Ecclesiastical immunity is a question that the PC(USA) raised – and prevailed upon – in Dermody’s defamation case. The denomination argued in that case that the claims in Dermody’s lawsuit involved a“quintessential matter of faith and polity,” and that the judge should apply the ecclesiastical abstention doctrine and ministerial exemption and dismiss the case, which the state court judge in Dermody’s case did, dismissing the claim in September 2015.
The judge in Hoey’s case ruled differently – ordering the PC(USA) to respond to Hoey’s discovery requests. The PC(USA) appealed and the discovery process has been stayed while that appeal was pending.
In Hoey’s case, the Court of Appeals ruled that the lower court had abused its discretion in allowing broad discovery, but said it would allow discovery related to the ecclesiastical immunity question. The PC(USA) appealed that ruling to the Kentucky Supreme Court, which has upheld the Court of Appeals ruling.
So now the case is being sent back to Jefferson Circuit Court.
The Supreme Court’s ruling does not directly address the merits of the immunity issue – but the rules regarding a writ that the PC(USA) had sought from the Court of Appeals to prohibit the trial court from commencing discovery.

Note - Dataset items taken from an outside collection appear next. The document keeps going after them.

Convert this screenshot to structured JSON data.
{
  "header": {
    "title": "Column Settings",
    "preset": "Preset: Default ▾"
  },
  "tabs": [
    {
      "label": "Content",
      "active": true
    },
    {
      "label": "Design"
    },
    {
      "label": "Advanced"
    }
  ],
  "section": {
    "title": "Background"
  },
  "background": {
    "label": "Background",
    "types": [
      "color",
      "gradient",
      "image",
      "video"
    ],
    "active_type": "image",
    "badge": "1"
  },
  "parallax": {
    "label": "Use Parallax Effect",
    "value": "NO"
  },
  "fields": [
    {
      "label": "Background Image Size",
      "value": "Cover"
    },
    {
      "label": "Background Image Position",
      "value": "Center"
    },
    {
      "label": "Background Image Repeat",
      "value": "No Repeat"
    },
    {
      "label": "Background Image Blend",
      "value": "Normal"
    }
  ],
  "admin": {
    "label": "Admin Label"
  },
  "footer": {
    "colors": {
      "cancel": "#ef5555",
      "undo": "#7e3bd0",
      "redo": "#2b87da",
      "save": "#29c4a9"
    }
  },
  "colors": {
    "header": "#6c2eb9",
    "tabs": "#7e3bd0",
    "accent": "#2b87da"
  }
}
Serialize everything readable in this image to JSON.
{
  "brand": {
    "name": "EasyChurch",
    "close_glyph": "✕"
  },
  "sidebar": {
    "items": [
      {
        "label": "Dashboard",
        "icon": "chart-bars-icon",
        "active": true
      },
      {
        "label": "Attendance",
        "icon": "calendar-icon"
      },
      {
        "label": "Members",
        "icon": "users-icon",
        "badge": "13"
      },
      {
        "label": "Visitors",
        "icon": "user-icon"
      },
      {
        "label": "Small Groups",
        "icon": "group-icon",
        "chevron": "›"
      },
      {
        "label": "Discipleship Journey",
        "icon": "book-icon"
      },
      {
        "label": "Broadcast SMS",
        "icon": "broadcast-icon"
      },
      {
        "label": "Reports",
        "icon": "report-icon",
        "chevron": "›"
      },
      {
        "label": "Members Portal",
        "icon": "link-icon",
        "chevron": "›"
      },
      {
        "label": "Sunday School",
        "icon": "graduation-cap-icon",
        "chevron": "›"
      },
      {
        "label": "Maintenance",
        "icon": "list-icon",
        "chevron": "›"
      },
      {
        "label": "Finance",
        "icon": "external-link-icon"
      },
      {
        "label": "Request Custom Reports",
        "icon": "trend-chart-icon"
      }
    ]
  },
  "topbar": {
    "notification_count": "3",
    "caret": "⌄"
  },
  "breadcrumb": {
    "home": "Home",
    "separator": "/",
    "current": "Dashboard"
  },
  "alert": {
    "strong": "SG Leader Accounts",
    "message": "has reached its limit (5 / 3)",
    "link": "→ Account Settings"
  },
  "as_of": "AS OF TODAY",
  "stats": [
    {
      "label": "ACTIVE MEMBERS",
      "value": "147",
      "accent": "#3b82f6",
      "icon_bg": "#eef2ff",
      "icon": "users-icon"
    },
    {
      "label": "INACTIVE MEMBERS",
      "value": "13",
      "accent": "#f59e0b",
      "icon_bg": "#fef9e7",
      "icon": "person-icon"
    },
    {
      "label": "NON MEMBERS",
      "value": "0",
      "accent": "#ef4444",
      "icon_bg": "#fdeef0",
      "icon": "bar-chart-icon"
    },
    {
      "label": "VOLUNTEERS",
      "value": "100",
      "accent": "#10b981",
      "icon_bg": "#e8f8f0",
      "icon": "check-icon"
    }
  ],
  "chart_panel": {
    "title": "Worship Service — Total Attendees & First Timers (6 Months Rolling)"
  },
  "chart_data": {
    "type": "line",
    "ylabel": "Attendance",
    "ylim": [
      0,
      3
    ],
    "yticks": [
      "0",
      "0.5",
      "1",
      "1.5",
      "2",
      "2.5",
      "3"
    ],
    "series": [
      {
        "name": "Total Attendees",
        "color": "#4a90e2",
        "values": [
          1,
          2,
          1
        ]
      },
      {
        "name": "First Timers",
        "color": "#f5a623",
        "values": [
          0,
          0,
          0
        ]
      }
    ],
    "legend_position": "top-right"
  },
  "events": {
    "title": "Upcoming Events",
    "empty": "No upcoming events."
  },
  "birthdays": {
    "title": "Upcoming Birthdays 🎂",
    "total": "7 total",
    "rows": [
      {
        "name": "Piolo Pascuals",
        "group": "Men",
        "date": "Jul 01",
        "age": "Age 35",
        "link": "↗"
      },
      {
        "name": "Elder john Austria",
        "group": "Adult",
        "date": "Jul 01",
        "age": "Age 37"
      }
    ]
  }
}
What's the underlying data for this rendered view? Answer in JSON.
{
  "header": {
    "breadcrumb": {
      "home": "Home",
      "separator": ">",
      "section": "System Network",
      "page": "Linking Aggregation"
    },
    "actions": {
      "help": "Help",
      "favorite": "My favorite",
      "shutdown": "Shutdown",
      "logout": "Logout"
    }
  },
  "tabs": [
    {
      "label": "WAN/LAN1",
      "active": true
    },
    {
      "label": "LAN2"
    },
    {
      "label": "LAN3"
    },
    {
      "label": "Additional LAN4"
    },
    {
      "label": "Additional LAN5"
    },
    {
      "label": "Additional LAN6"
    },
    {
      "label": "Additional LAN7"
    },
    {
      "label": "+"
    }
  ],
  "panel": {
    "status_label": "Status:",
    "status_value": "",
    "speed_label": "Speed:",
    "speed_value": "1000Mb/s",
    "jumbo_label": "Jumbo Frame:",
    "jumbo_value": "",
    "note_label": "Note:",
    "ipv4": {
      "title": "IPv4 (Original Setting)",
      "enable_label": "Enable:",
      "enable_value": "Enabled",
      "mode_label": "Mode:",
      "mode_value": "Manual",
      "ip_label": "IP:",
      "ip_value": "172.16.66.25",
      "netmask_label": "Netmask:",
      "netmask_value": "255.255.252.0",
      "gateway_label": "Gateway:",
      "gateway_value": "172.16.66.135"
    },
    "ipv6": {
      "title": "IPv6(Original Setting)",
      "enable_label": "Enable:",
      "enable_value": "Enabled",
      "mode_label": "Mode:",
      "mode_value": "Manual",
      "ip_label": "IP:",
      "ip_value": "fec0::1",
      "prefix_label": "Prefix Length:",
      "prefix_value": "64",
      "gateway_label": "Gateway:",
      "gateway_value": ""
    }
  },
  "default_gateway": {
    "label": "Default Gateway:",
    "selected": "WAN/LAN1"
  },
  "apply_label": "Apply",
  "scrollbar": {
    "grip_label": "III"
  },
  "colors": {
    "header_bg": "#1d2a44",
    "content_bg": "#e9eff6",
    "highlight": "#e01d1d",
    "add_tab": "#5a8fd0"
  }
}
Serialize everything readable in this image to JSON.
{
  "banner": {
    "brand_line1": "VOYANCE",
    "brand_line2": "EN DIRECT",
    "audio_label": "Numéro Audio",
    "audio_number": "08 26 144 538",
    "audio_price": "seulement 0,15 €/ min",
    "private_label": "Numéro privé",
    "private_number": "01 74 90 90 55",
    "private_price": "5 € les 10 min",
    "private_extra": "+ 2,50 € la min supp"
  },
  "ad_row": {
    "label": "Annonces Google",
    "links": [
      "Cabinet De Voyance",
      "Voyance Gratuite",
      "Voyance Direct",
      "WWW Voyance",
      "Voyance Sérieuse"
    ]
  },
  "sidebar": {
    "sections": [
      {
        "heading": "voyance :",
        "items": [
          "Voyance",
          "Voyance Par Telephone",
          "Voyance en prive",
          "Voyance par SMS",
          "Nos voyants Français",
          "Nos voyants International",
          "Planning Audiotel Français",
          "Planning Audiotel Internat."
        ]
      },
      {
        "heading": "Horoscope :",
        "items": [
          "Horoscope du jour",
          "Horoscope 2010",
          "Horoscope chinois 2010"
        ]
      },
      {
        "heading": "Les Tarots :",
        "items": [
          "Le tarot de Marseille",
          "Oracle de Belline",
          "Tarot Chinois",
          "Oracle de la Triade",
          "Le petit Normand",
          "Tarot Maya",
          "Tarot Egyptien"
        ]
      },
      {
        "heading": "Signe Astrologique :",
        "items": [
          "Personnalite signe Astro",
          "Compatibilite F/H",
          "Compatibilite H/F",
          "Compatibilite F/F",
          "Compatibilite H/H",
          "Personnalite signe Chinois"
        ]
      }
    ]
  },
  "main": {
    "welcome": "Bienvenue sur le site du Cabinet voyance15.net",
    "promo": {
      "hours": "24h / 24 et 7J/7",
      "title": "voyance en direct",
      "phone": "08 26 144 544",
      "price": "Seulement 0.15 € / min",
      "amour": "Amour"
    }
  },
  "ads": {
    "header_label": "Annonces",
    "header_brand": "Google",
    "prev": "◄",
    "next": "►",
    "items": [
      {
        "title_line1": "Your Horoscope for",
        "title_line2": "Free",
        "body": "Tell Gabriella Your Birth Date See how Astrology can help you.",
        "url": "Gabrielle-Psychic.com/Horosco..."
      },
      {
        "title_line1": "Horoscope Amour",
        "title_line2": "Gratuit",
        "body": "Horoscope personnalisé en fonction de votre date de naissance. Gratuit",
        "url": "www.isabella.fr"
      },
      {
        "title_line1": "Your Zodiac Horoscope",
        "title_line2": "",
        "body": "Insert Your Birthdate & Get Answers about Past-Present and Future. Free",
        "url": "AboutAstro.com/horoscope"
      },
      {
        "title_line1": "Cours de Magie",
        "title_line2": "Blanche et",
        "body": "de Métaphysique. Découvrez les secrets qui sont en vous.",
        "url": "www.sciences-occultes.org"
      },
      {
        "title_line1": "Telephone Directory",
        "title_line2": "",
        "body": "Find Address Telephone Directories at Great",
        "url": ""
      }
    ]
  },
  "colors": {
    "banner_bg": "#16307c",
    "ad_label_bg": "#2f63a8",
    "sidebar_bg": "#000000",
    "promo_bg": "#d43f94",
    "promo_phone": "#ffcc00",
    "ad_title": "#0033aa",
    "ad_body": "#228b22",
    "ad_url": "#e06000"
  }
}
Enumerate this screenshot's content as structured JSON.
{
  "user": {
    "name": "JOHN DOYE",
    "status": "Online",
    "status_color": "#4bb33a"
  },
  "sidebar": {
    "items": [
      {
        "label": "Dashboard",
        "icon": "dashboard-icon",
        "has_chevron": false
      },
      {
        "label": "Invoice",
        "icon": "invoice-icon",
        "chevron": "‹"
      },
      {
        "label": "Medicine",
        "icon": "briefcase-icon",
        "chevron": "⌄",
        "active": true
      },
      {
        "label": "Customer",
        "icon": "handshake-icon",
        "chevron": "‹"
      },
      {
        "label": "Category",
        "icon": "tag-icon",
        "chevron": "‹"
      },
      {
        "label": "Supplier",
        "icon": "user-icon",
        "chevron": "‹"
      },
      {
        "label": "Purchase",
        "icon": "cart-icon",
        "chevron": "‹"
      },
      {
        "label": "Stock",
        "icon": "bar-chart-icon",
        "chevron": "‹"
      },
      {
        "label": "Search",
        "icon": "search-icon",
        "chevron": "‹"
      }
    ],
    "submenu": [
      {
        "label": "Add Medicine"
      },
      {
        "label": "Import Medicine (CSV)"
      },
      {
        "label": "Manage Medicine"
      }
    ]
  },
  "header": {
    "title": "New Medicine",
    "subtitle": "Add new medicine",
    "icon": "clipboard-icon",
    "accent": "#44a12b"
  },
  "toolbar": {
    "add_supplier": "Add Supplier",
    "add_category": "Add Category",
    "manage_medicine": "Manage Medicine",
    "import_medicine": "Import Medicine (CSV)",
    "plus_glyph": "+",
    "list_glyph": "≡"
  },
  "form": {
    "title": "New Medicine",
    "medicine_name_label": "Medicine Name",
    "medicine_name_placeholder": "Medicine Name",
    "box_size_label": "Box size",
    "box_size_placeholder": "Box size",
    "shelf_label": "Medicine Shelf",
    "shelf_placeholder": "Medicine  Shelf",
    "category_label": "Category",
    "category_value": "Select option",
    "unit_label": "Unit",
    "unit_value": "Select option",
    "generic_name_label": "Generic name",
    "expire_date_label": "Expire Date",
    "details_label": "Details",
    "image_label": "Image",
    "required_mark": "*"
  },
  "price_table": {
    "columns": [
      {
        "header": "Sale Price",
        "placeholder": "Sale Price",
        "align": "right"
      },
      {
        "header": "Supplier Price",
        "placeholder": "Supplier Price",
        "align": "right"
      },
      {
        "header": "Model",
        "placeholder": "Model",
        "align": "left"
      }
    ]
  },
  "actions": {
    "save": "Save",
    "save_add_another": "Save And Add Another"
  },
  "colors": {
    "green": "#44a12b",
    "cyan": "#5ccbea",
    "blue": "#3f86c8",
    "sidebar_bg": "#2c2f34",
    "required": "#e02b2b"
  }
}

The Supreme Court ruling states that the PC(USA) argued that “the trial court had essentially abrogated its immunity by forcing it to participate in discovery without first making a threshold immunity determination. The church also asked the Court of Appeals to consider (for the first time) the issue of its immunity and to dismiss the underlying action on those grounds. The Court of Appeals granted the writ in part, holding the trial court had abused its discretion in allowing broad- reaching discovery, but denied the writ insofar as it would allow discovery related to the immunity issue. The Court of Appeals did not rule on the immunity issue. The church appeals, arguing the Court of Appeals’ order did not go far enough. We disagree.”
The Supreme Court’s ruling states that a writ is “an extraordinary remedy” and that the PC(USA) had failed to meet the test of showing “great and irreparable injury” if a writ was not granted.
The ruling states that “the trial court’s continuation with discovery regarding the church’s immunity would neither amount to a substantial miscarriage of justice nor fly in the face of orderly judicial administration. The immunity issue is squarely before the trial court and we will not hinder the parties’ access to discovery materials pertaining to that narrow issue. The trial court will be in the best position to control the flow of discovery.”
The Supreme Court also declined to rule, as the PC(USA) had requested, on the immunity issue, stating that was a matter for the trial court to resolve and that “we should not invade that court’s province.”
The ruling states that “no substantial miscarriage of justice will result even assuming the trial court’s ruling regarding narrow discovery relating only to the issue of immunity is erroneous. If the trial court determines that the church is immune, the inquiry need go no further. If that court determines it is not, that decision is immediately appealable. This simply does not rise to the high level necessary for this Court to grant an extraordinary writ.”
A lawyer for the Presbyterian Mission Agency Board commented to the Presbyterian News Service on the Kentucky Supreme Court ruling: “It has been the settled law of the land for well over 100 years, that churches like PC(USA) have the autonomy without interference by civil courts to decide for themselves their doctrine, polity and fitness for service of their ministers,” said John Sheller. “The 4–3 decision injures those rights, by forcing the Church to undergo additional litigation from which it should be immune.”